On-chain and off-chain

As you may have gathered, on Cardano, code on the blockchain cannot actually perform any actions. Transactions, which describe actions, are submitted to the blockchain, and scripts validate them.

Obviously, a smart contract should perform an action. Users cannot be expected to correctly assemble transactions by hand. For this purpose, Cardano wallets can execute another form of program. This runs in the context of the wallet, and is able to pay value into and out of the wallet to balance transactions. A smart contract is typically made up of two components:

  • Code to assemble and submit valid transactions. This runs in the user wallet. This is known as the off-chain component.
  • Code to determine that actions the user wants to perform (specifically, minting certain tokens or spending value out of contract-controlled addresses) are valid. This runs on the blockchain and is know as on-chain code_._

This way, expensive on-chain computation is kept to a minimum.

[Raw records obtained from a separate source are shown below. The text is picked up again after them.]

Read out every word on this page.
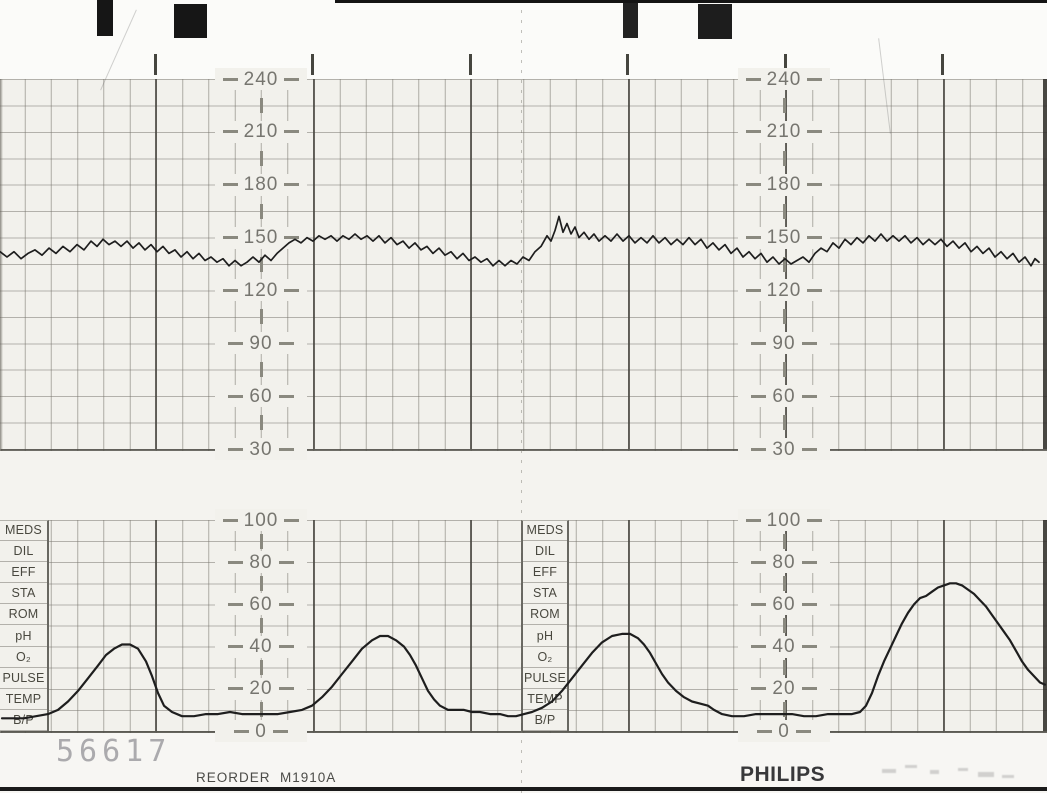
MEDS
DIL
EFF
STA
ROM
pH
O₂
PULSE
TEMP
B/P
MEDS
DIL
EFF
STA
ROM
pH
O₂
PULSE
TEMP
B/P
56617
REORDER  M1910A	PHILIPS
240
210
180
150
120
90
60
30
240
210
180
150
120
90
60
30
100
80
60
40
20
0
100
80
60
40
20
0
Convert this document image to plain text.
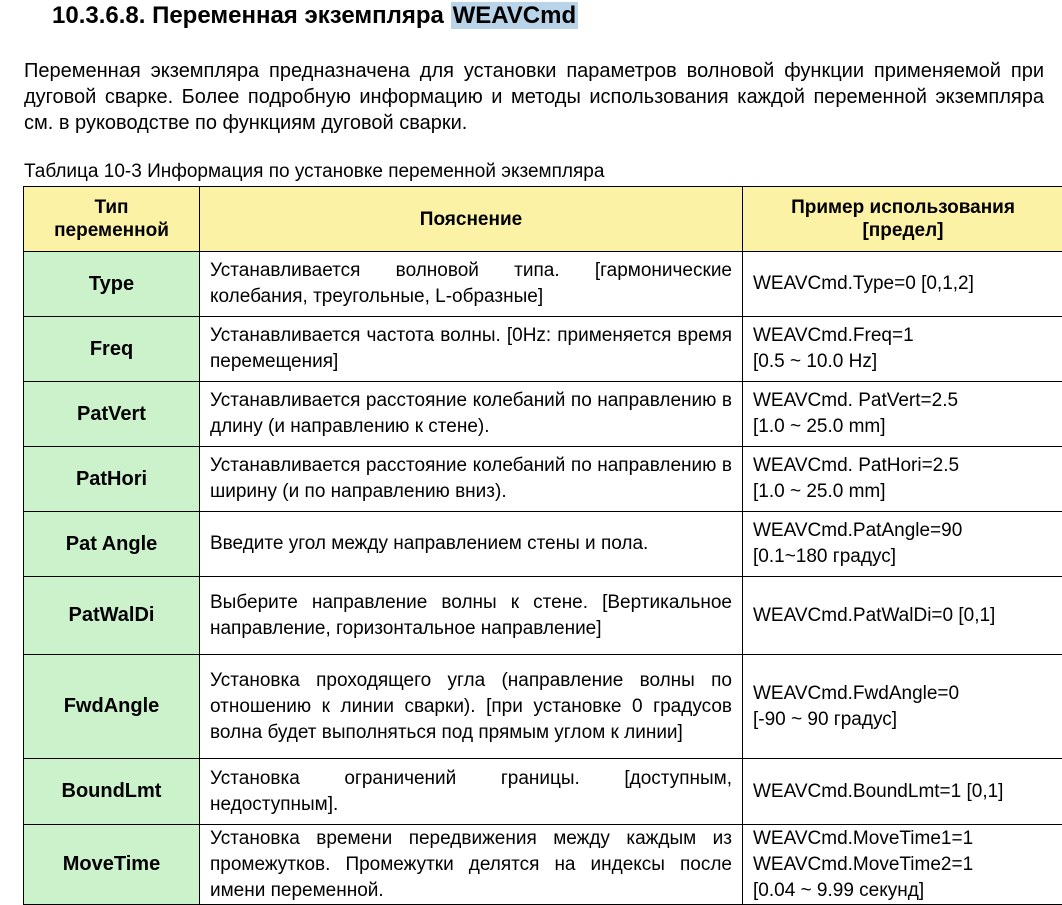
10.3.6.8. Переменная экземпляра WEAVCmd

Переменная экземпляра предназначена для установки параметров волновой функции применяемой при дуговой сварке. Более подробную информацию и методы использования каждой переменной экземпляра см. в руководстве по функциям дуговой сварки.

Таблица 10-3 Информация по установке переменной экземпляра
Тип переменной	Пояснение	Пример использования [предел]
Type	Устанавливается волновой типа. [гармонические колебания, треугольные, L-образные]	WEAVCmd.Type=0 [0,1,2]

Freq	Устанавливается частота волны. [0Hz: применяется время перемещения]	WEAVCmd.Freq=1
[0.5 ~ 10.0 Hz]

PatVert	Устанавливается расстояние колебаний по направлению в длину (и направлению к стене).	WEAVCmd. PatVert=2.5
[1.0 ~ 25.0 mm]

PatHori	Устанавливается расстояние колебаний по направлению в ширину (и по направлению вниз).	WEAVCmd. PatHori=2.5
[1.0 ~ 25.0 mm]

Pat Angle	Введите угол между направлением стены и пола.	WEAVCmd.PatAngle=90
[0.1~180 градус]

PatWalDi	Выберите направление волны к стене. [Вертикальное направление, горизонтальное направление]	WEAVCmd.PatWalDi=0 [0,1]

FwdAngle	Установка проходящего угла (направление волны по отношению к линии сварки). [при установке 0 градусов волна будет выполняться под прямым углом к линии]	WEAVCmd.FwdAngle=0
[-90 ~ 90 градус]

BoundLmt	Установка ограничений границы. [доступным, недоступным].	WEAVCmd.BoundLmt=1 [0,1]

MoveTime	Установка времени передвижения между каждым из промежутков. Промежутки делятся на индексы после имени переменной.	WEAVCmd.MoveTime1=1
WEAVCmd.MoveTime2=1
[0.04 ~ 9.99 секунд]
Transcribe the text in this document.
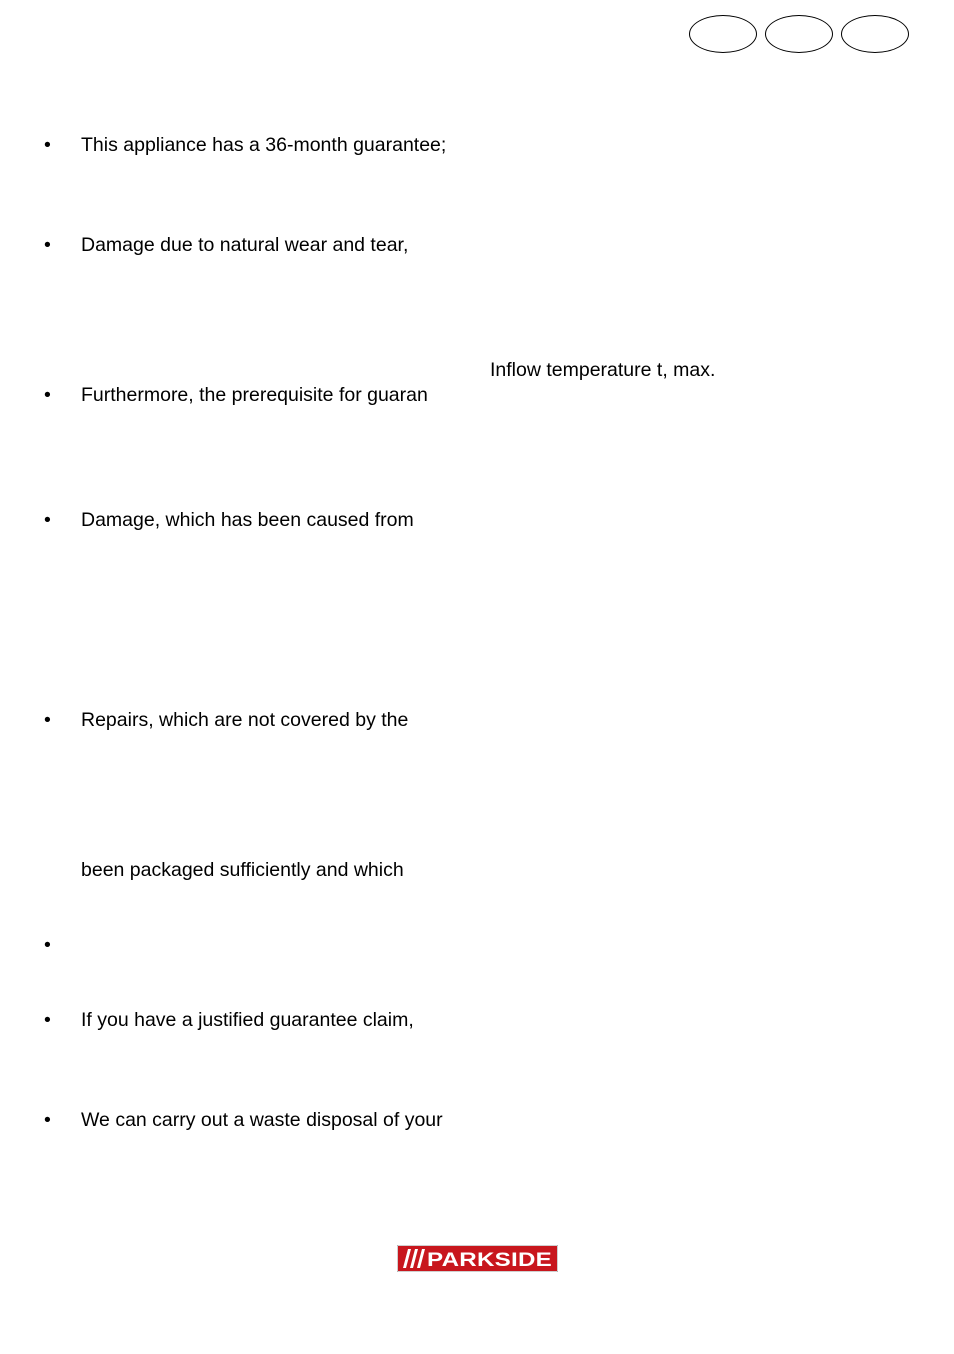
• This appliance has a 36-month guarantee;
• Damage due to natural wear and tear,
Inflow temperature t, max.
• Furthermore, the prerequisite for guaran
• Damage, which has been caused from
• Repairs, which are not covered by the
been packaged sufficiently and which
•
• If you have a justified guarantee claim,
• We can carry out a waste disposal of your
PARKSIDE
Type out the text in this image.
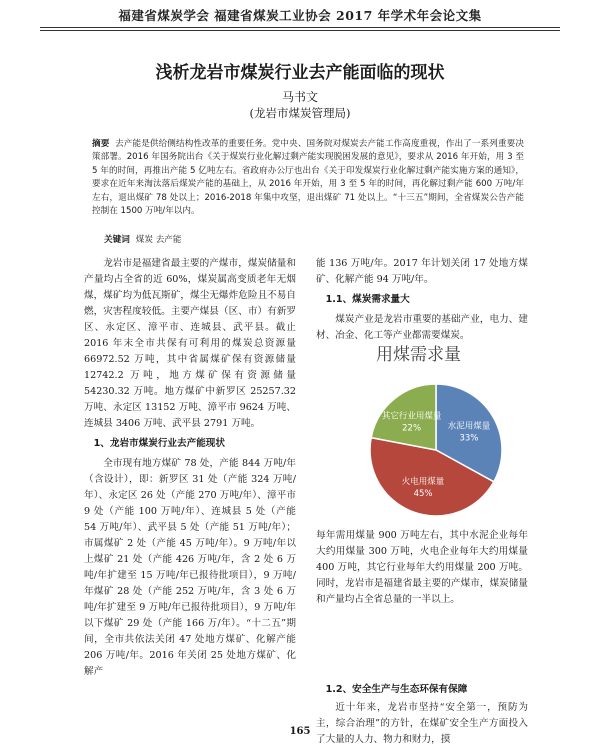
福建省煤炭学会 福建省煤炭工业协会 2017 年学术年会论文集
浅析龙岩市煤炭行业去产能面临的现状
马书文
(龙岩市煤炭管理局)
摘要 去产能是供给侧结构性改革的重要任务。党中央、国务院对煤炭去产能工作高度重视，作出了一系列重要决策部署。2016 年国务院出台《关于煤炭行业化解过剩产能实现脱困发展的意见》，要求从 2016 年开始，用 3 至 5 年的时间，再推出产能 5 亿吨左右。省政府办公厅也出台《关于印发煤炭行业化解过剩产能实施方案的通知》，要求在近年来淘汰落后煤炭产能的基础上，从 2016 年开始，用 3 至 5 年的时间，再化解过剩产能 600 万吨/年左右，退出煤矿 78 处以上；2016-2018 年集中攻坚，退出煤矿 71 处以上。“十三五”期间，全省煤炭公告产能控制在 1500 万吨/年以内。
关键词 煤炭 去产能

龙岩市是福建省最主要的产煤市，煤炭储量和产量均占全省的近 60%，煤炭属高变质老年无烟煤，煤矿均为低瓦斯矿，煤尘无爆炸危险且不易自燃，灾害程度较低。主要产煤县（区、市）有新罗区、永定区、漳平市、连城县、武平县。截止 2016 年末全市共保有可利用的煤炭总资源量 66972.52 万吨，其中省属煤矿保有资源储量 12742.2 万吨，地方煤矿保有资源储量 54230.32 万吨。地方煤矿中新罗区 25257.32 万吨、永定区 13152 万吨、漳平市 9624 万吨、连城县 3406 万吨、武平县 2791 万吨。

1、龙岩市煤炭行业去产能现状

全市现有地方煤矿 78 处，产能 844 万吨/年（含设计），即：新罗区 31 处（产能 324 万吨/年）、永定区 26 处（产能 270 万吨/年）、漳平市 9 处（产能 100 万吨/年）、连城县 5 处（产能 54 万吨/年）、武平县 5 处（产能 51 万吨/年）；市属煤矿 2 处（产能 45 万吨/年）。9 万吨/年以上煤矿 21 处（产能 426 万吨/年，含 2 处 6 万吨/年扩建至 15 万吨/年已报待批项目），9 万吨/年煤矿 28 处（产能 252 万吨/年，含 3 处 6 万吨/年扩建至 9 万吨/年已报待批项目），9 万吨/年以下煤矿 29 处（产能 166 万/年）。“十二五”期间，全市共依法关闭 47 处地方煤矿、化解产能 206 万吨/年。2016 年关闭 25 处地方煤矿、化解产

能 136 万吨/年。2017 年计划关闭 17 处地方煤矿、化解产能 94 万吨/年。

1.1、煤炭需求量大

煤炭产业是龙岩市重要的基础产业，电力、建材、冶金、化工等产业都需要煤炭。

用煤需求量
水泥用煤量
33%
火电用煤量
45%
其它行业用煤量
22%

每年需用煤量 900 万吨左右，其中水泥企业每年大约用煤量 300 万吨，火电企业每年大约用煤量 400 万吨，其它行业每年大约用煤量 200 万吨。同时，龙岩市是福建省最主要的产煤市，煤炭储量和产量均占全省总量的一半以上。

1.2、安全生产与生态环保有保障

近十年来，龙岩市坚持“安全第一，预防为主，综合治理”的方针，在煤矿安全生产方面投入了大量的人力、物力和财力，摸

165
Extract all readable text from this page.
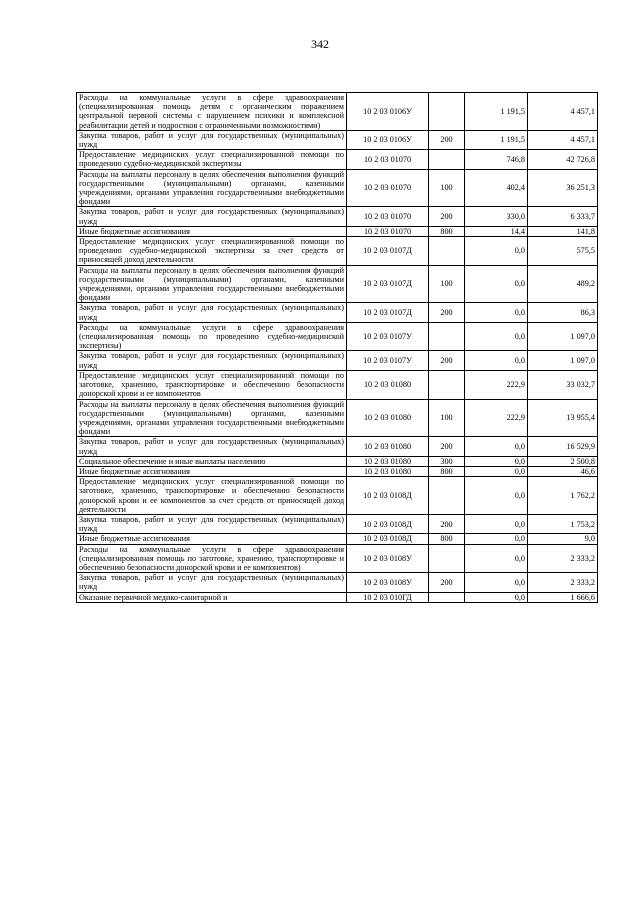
342
Расходы на коммунальные услуги в сфере здравоохранения (специализированная помощь детям с органическим поражением центральной нервной системы с нарушением психики и комплексной реабилитации детей и подростков с ограниченными возможностями)	10 2 03 0106У		1 191,5	4 457,1
Закупка товаров, работ и услуг для государственных (муниципальных) нужд	10 2 03 0106У	200	1 191,5	4 457,1
Предоставление медицинских услуг специализированной помощи по проведению судебно-медицинской экспертизы	10 2 03 01070		746,8	42 726,8
Расходы на выплаты персоналу в целях обеспечения выполнения функций государственными (муниципальными) органами, казенными учреждениями, органами управления государственными внебюджетными фондами	10 2 03 01070	100	402,4	36 251,3
Закупка товаров, работ и услуг для государственных (муниципальных) нужд	10 2 03 01070	200	330,0	6 333,7
Иные бюджетные ассигнования	10 2 03 01070	800	14,4	141,8
Предоставление медицинских услуг специализированной помощи по проведению судебно-медицинской экспертизы за счет средств от приносящей доход деятельности	10 2 03 0107Д		0,0	575,5
Расходы на выплаты персоналу в целях обеспечения выполнения функций государственными (муниципальными) органами, казенными учреждениями, органами управления государственными внебюджетными фондами	10 2 03 0107Д	100	0,0	489,2
Закупка товаров, работ и услуг для государственных (муниципальных) нужд	10 2 03 0107Д	200	0,0	86,3
Расходы на коммунальные услуги в сфере здравоохранения (специализированная помощь по проведению судебно-медицинской экспертизы)	10 2 03 0107У		0,0	1 097,0
Закупка товаров, работ и услуг для государственных (муниципальных) нужд	10 2 03 0107У	200	0,0	1 097,0
Предоставление медицинских услуг специализированной помощи по заготовке, хранению, транспортировке и обеспечению безопасности донорской крови и ее компонентов	10 2 03 01080		222,9	33 032,7
Расходы на выплаты персоналу в целях обеспечения выполнения функций государственными (муниципальными) органами, казенными учреждениями, органами управления государственными внебюджетными фондами	10 2 03 01080	100	222,9	13 955,4
Закупка товаров, работ и услуг для государственных (муниципальных) нужд	10 2 03 01080	200	0,0	16 529,9
Социальное обеспечение и иные выплаты населению	10 2 03 01080	300	0,0	2 500,8
Иные бюджетные ассигнования	10 2 03 01080	800	0,0	46,6
Предоставление медицинских услуг специализированной помощи по заготовке, хранению, транспортировке и обеспечению безопасности донорской крови и ее компонентов за счет средств от приносящей доход деятельности	10 2 03 0108Д		0,0	1 762,2
Закупка товаров, работ и услуг для государственных (муниципальных) нужд	10 2 03 0108Д	200	0,0	1 753,2
Иные бюджетные ассигнования	10 2 03 0108Д	800	0,0	9,0
Расходы на коммунальные услуги в сфере здравоохранения (специализированная помощь по заготовке, хранению, транспортировке и обеспечению безопасности донорской крови и ее компонентов)	10 2 03 0108У		0,0	2 333,2
Закупка товаров, работ и услуг для государственных (муниципальных) нужд	10 2 03 0108У	200	0,0	2 333,2
Оказание первичной медико-санитарной и	10 2 03 010ГД		0,0	1 666,6
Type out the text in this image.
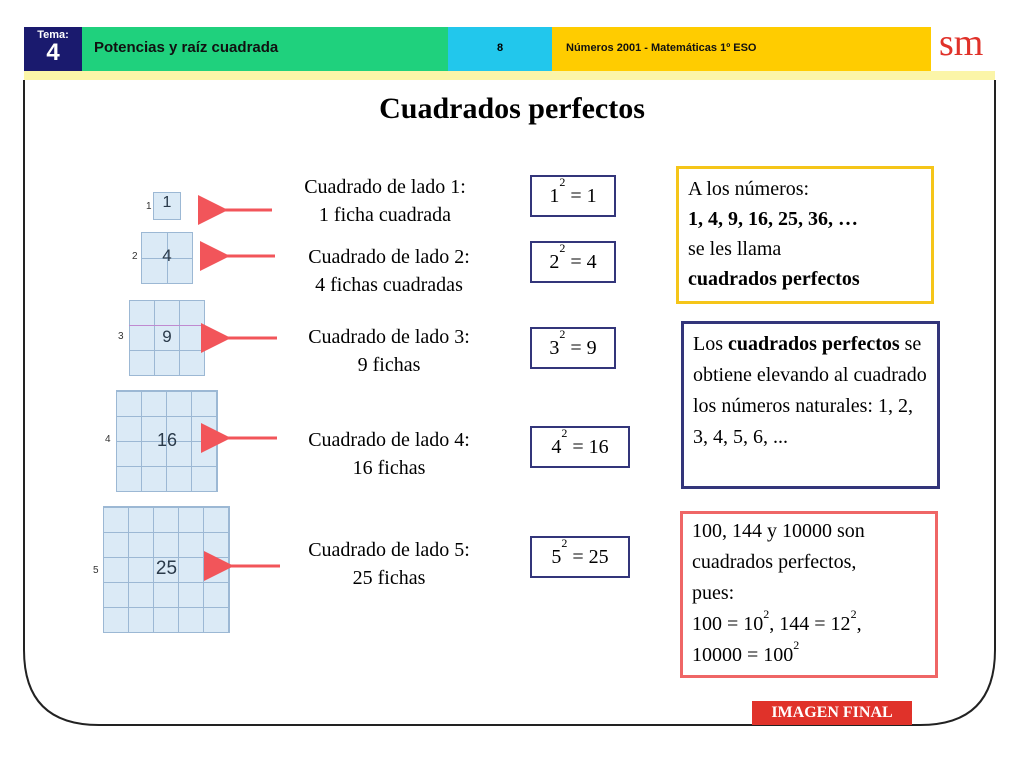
Tema:
4	Potencias y raíz cuadrada	8	Números 2001 - Matemáticas 1º ESO	sm
Cuadrados perfectos
1 1
2	4
3	9
4	16
5	25
Cuadrado de lado 1:
1 ficha cuadrada
Cuadrado de lado 2:
4 fichas cuadradas
Cuadrado de lado 3:
9 fichas
Cuadrado de lado 4:
16 fichas
Cuadrado de lado 5:
25 fichas
$1^2 = 1$
$2^2 = 4$
$3^2 = 9$
$4^2 = 16$
$5^2 = 25$
A los números:
1, 4, 9, 16, 25, 36, …
se les llama
cuadrados perfectos
Los cuadrados perfectos se obtiene elevando al cuadrado los números naturales: 1, 2, 3, 4, 5, 6, ...
100, 144 y 10000 son
cuadrados perfectos,
pues:
$100 = 10^2$, $144 = 12^2$,
$10000 = 100^2$
IMAGEN FINAL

Although it is expected that transactions will be performed by off-chain code, and on-chain code does not need to guarantee correct behavior for hand-assembled transactions, all security checks do need to be performed on-chain, to prevent malicious actors from submitting unsafe transactions. For example, you don't need to prevent an unexpected transaction from locking value away - that's the submitter's own problem - but you do need to stop them from inappropriately spending value.

An analogy for this is the way secure web apps are constructed. Most validation checks are performed by JavaScript in the browser, to reduce load on the server and round-trip latency. However, all security-sensitive checks must be performed again by the server, since a malicious actor can make requests directly to the server's API. Even so, the server-side application is not designed to serve arbitrary requests in normal use.